Im genossenschaftlichen Ökosystem ist das Payment ein Wegbereiter für Geschäft

Carlos Gómez-Sáez, Foto: VR Payment GmbH

Die Payment Services Directive2 (PSD2) könne auch genutzt werden, um aus Open Banking ein Ökosystem zu entwickeln. Der Aufbau regionaler Ökosystem ist auch laut Gómez-Sáez das erklärte Ziel der Genossenschaftlichen Finanzgruppe. Allerdings sei dabei das Ziel, die Plattformen auch selbst zu betreiben und nicht nur als Zulieferer zu fungieren. Mit der zunehmenden Wichtigkeit des Payments im Handel, insbesondere im E-Commerce, würden sich auch für die genossenschaftlichen Institute neue Chancen ergeben, beispielsweise an der Schnittstelle zum Händler. Diesem könnten im Rahmen des Payments eine Reihe von Finanzierungsleistungen angeboten werden.
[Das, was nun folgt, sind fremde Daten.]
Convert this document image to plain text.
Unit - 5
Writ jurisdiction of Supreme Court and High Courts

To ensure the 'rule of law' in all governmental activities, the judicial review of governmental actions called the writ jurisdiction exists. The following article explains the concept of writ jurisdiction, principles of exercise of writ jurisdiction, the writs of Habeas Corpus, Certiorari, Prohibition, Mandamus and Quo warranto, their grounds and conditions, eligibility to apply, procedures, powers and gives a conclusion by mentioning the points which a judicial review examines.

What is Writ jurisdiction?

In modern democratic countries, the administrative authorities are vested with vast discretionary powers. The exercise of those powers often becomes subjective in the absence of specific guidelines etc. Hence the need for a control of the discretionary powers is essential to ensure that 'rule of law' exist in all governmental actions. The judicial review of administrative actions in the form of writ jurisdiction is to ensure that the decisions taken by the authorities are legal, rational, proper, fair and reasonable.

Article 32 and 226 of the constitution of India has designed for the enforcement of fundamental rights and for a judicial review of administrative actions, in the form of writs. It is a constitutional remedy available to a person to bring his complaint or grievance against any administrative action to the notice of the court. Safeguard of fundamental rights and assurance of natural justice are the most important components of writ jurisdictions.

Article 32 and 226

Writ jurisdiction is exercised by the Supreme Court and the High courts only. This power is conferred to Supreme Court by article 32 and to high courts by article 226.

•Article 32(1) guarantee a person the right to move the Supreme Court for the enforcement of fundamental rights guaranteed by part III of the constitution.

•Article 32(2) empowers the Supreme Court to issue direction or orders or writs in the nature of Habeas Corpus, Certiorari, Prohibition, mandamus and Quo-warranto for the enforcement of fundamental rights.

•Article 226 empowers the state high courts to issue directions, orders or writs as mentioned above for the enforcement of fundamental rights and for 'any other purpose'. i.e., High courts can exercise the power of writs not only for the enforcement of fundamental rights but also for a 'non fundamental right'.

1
Aber auch dem Endkunden über den Ratenkauf, wie er schon von dem Verbundunternehmen Teambank bereits angeboten werde. Laut Autor gebe es noch eine ganze Reihe weitere Chancen am PoS Geschäftsmöglichkeiten zu generieren. Entscheidend für den Erfolg sei eine enge Zusammenarbeit im Verbund. (Red.)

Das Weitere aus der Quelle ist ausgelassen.